The Correct Option is C

Step 1: Define the formula for maximum power in TE10 mode.The maximum power capacity (\(P_{max}\)) of a rectangular waveguide is limited by the maximum electric field strength (\(E_{max}\)) the dielectric can withstand before breakdown. For the TE10 mode, the maximum power is given by:\[ P_{max} = \frac{a \cdot b}{4 \eta_g} E_{max}^2 \]where \(a\) and \(b\) are the waveguide's width and height, respectively, and \(\eta_g\) represents the guide impedance.
Step 2: Calculate the guide impedance \(\eta_g\).The guide impedance is calculated as:\[ \eta_g = \frac{\eta_0}{\sqrt{1 - (f_c/f)^2}} \]where \(\eta_0\) is the free space impedance (\(\approx 377 \, \Omega\)), \(f\) is the operating frequency, and \(f_c\) is the cutoff frequency.
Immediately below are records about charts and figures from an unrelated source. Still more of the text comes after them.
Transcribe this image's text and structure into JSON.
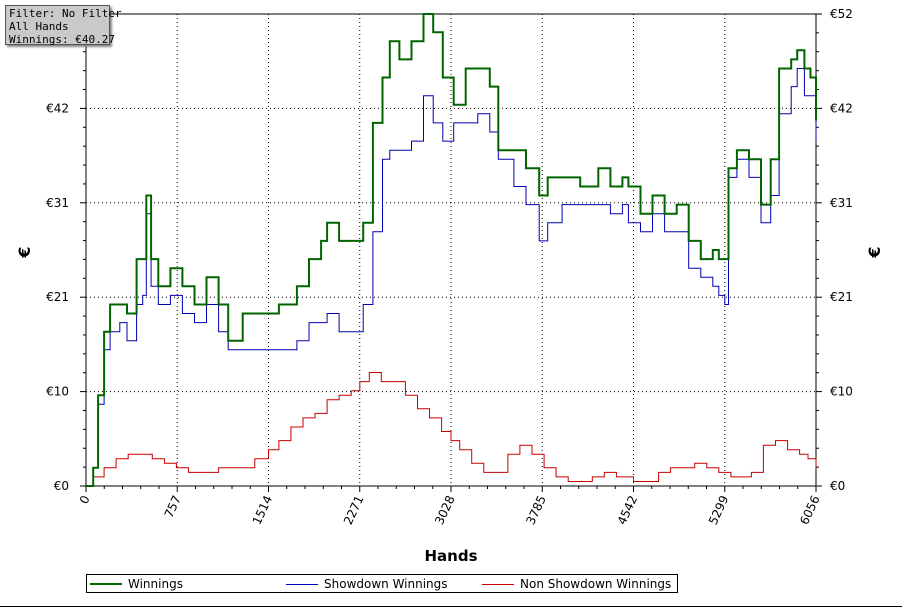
{
  "info": {
    "filter": "Filter: No Filter",
    "hands": "All Hands",
    "winnings": "Winnings: €40.27"
  },
  "chart_data": {
    "type": "line",
    "xlabel": "Hands",
    "ylabel_left": "€",
    "ylabel_right": "€",
    "xlim": [
      0,
      6056
    ],
    "ylim": [
      0,
      52
    ],
    "x_ticks": [
      "0",
      "757",
      "1514",
      "2271",
      "3028",
      "3785",
      "4542",
      "5299",
      "6056"
    ],
    "y_ticks": [
      "€0",
      "€10",
      "€21",
      "€31",
      "€42",
      "€52"
    ],
    "grid": true,
    "legend_position": "bottom",
    "series": [
      {
        "name": "Winnings",
        "color": "#006400",
        "points": [
          [
            0,
            0
          ],
          [
            60,
            2
          ],
          [
            100,
            10
          ],
          [
            150,
            17
          ],
          [
            200,
            20
          ],
          [
            280,
            20
          ],
          [
            340,
            19
          ],
          [
            420,
            25
          ],
          [
            470,
            25
          ],
          [
            500,
            32
          ],
          [
            540,
            25
          ],
          [
            600,
            22
          ],
          [
            700,
            24
          ],
          [
            800,
            22
          ],
          [
            900,
            20
          ],
          [
            1000,
            23
          ],
          [
            1100,
            20
          ],
          [
            1180,
            16
          ],
          [
            1300,
            19
          ],
          [
            1450,
            19
          ],
          [
            1600,
            20
          ],
          [
            1750,
            22
          ],
          [
            1850,
            25
          ],
          [
            1950,
            27
          ],
          [
            2000,
            29
          ],
          [
            2100,
            27
          ],
          [
            2200,
            27
          ],
          [
            2300,
            29
          ],
          [
            2380,
            40
          ],
          [
            2460,
            45
          ],
          [
            2520,
            49
          ],
          [
            2600,
            47
          ],
          [
            2700,
            49
          ],
          [
            2800,
            52
          ],
          [
            2880,
            50
          ],
          [
            2960,
            45
          ],
          [
            3050,
            42
          ],
          [
            3150,
            46
          ],
          [
            3250,
            46
          ],
          [
            3350,
            44
          ],
          [
            3420,
            37
          ],
          [
            3550,
            37
          ],
          [
            3650,
            35
          ],
          [
            3760,
            32
          ],
          [
            3830,
            34
          ],
          [
            3950,
            34
          ],
          [
            4100,
            33
          ],
          [
            4250,
            35
          ],
          [
            4350,
            33
          ],
          [
            4450,
            34
          ],
          [
            4500,
            33
          ],
          [
            4600,
            30
          ],
          [
            4700,
            32
          ],
          [
            4800,
            30
          ],
          [
            4900,
            31
          ],
          [
            5000,
            27
          ],
          [
            5100,
            25
          ],
          [
            5200,
            26
          ],
          [
            5250,
            25
          ],
          [
            5299,
            25
          ],
          [
            5330,
            35
          ],
          [
            5400,
            37
          ],
          [
            5500,
            36
          ],
          [
            5600,
            31
          ],
          [
            5680,
            36
          ],
          [
            5750,
            46
          ],
          [
            5850,
            47
          ],
          [
            5900,
            48
          ],
          [
            5960,
            46
          ],
          [
            6010,
            45
          ],
          [
            6056,
            40.27
          ]
        ]
      },
      {
        "name": "Showdown Winnings",
        "color": "#0000b4",
        "points": [
          [
            0,
            0
          ],
          [
            60,
            2
          ],
          [
            100,
            9
          ],
          [
            150,
            15
          ],
          [
            200,
            17
          ],
          [
            280,
            18
          ],
          [
            340,
            16
          ],
          [
            420,
            20
          ],
          [
            470,
            21
          ],
          [
            500,
            30
          ],
          [
            540,
            22
          ],
          [
            600,
            20
          ],
          [
            700,
            21
          ],
          [
            800,
            19
          ],
          [
            900,
            18
          ],
          [
            1000,
            20
          ],
          [
            1100,
            17
          ],
          [
            1180,
            15
          ],
          [
            1300,
            15
          ],
          [
            1450,
            15
          ],
          [
            1600,
            15
          ],
          [
            1750,
            16
          ],
          [
            1850,
            18
          ],
          [
            1950,
            18
          ],
          [
            2000,
            19
          ],
          [
            2100,
            17
          ],
          [
            2200,
            17
          ],
          [
            2300,
            20
          ],
          [
            2380,
            28
          ],
          [
            2460,
            36
          ],
          [
            2520,
            37
          ],
          [
            2600,
            37
          ],
          [
            2700,
            38
          ],
          [
            2800,
            43
          ],
          [
            2880,
            40
          ],
          [
            2960,
            38
          ],
          [
            3050,
            40
          ],
          [
            3150,
            40
          ],
          [
            3250,
            41
          ],
          [
            3350,
            39
          ],
          [
            3420,
            36
          ],
          [
            3550,
            33
          ],
          [
            3650,
            31
          ],
          [
            3760,
            27
          ],
          [
            3830,
            29
          ],
          [
            3950,
            31
          ],
          [
            4100,
            31
          ],
          [
            4250,
            31
          ],
          [
            4350,
            30
          ],
          [
            4450,
            31
          ],
          [
            4500,
            29
          ],
          [
            4600,
            28
          ],
          [
            4700,
            30
          ],
          [
            4800,
            28
          ],
          [
            4900,
            28
          ],
          [
            5000,
            24
          ],
          [
            5100,
            23
          ],
          [
            5200,
            22
          ],
          [
            5250,
            21
          ],
          [
            5299,
            20
          ],
          [
            5330,
            34
          ],
          [
            5400,
            36
          ],
          [
            5500,
            34
          ],
          [
            5600,
            29
          ],
          [
            5680,
            32
          ],
          [
            5750,
            41
          ],
          [
            5850,
            44
          ],
          [
            5900,
            46
          ],
          [
            5960,
            43
          ],
          [
            6010,
            43
          ],
          [
            6056,
            38
          ]
        ]
      },
      {
        "name": "Non Showdown Winnings",
        "color": "#c80000",
        "points": [
          [
            0,
            0
          ],
          [
            60,
            1
          ],
          [
            150,
            2
          ],
          [
            250,
            3
          ],
          [
            350,
            3.5
          ],
          [
            450,
            3.5
          ],
          [
            550,
            3
          ],
          [
            650,
            2.5
          ],
          [
            750,
            2
          ],
          [
            850,
            1.5
          ],
          [
            1000,
            1.5
          ],
          [
            1100,
            2
          ],
          [
            1250,
            2
          ],
          [
            1400,
            3
          ],
          [
            1514,
            4
          ],
          [
            1600,
            5
          ],
          [
            1700,
            6.5
          ],
          [
            1800,
            7.5
          ],
          [
            1900,
            8
          ],
          [
            2000,
            9.5
          ],
          [
            2100,
            10
          ],
          [
            2200,
            10.5
          ],
          [
            2271,
            11.5
          ],
          [
            2350,
            12.5
          ],
          [
            2450,
            11.5
          ],
          [
            2550,
            11.5
          ],
          [
            2650,
            10
          ],
          [
            2750,
            8.5
          ],
          [
            2850,
            7.5
          ],
          [
            2950,
            6
          ],
          [
            3028,
            5
          ],
          [
            3100,
            4
          ],
          [
            3200,
            2.5
          ],
          [
            3300,
            1.5
          ],
          [
            3400,
            1.5
          ],
          [
            3500,
            3.5
          ],
          [
            3600,
            4.5
          ],
          [
            3700,
            3.5
          ],
          [
            3800,
            2
          ],
          [
            3900,
            1
          ],
          [
            4000,
            0.5
          ],
          [
            4100,
            0.5
          ],
          [
            4200,
            1
          ],
          [
            4300,
            1.5
          ],
          [
            4400,
            1
          ],
          [
            4542,
            0.5
          ],
          [
            4650,
            0.5
          ],
          [
            4750,
            1.5
          ],
          [
            4850,
            2
          ],
          [
            4950,
            2
          ],
          [
            5050,
            2.5
          ],
          [
            5150,
            2
          ],
          [
            5250,
            1.5
          ],
          [
            5350,
            1
          ],
          [
            5450,
            1
          ],
          [
            5520,
            1.5
          ],
          [
            5620,
            4.5
          ],
          [
            5720,
            5
          ],
          [
            5820,
            4
          ],
          [
            5920,
            3.5
          ],
          [
            5990,
            3
          ],
          [
            6056,
            2
          ]
        ]
      }
    ]
  },
  "legend": {
    "winnings": "Winnings",
    "showdown": "Showdown Winnings",
    "non_showdown": "Non Showdown Winnings"
  }
}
Given \(f = 11\) GHz and \(f_c = 6.55\) GHz:\[ \eta_g = \frac{377}{\sqrt{1 - (6.55/11)^2}} = \frac{377}{\sqrt{1 - (0.595)^2}} = \frac{377}{\sqrt{1 - 0.354}} = \frac{377}{\sqrt{0.646}} \approx \frac{377}{0.804} \approx 469 \, \Omega \]
Step 3: Convert dimensions and electric field to SI units.\( a = 2.29 \text{ cm} = 0.0229 \text{ m} \)\( b = 1.02 \text{ cm} = 0.0102 \text{ m} \)\( E_{max} = 5 \text{ kV/cm} = 5 \times 10^3 \text{ V/cm} = 5 \times 10^5 \text{ V/m} \)
Step 4: Compute the maximum power.\[ P_{max} = \frac{(0.0229)(0.0102)}{4 \times 469} (5 \times 10^5)^2 \]\[ P_{max} = \frac{2.3358 \times 10^{-4}}{1876} (25 \times 10^{10}) \]\[ P_{max} \approx (1.245 \times 10^{-7}) \times (25 \times 10^{10}) = 3.1125 \times 10^4 \text{ W} \]\[ P_{max} \approx 31.125 \text{ kW} \]This result corresponds to option (C).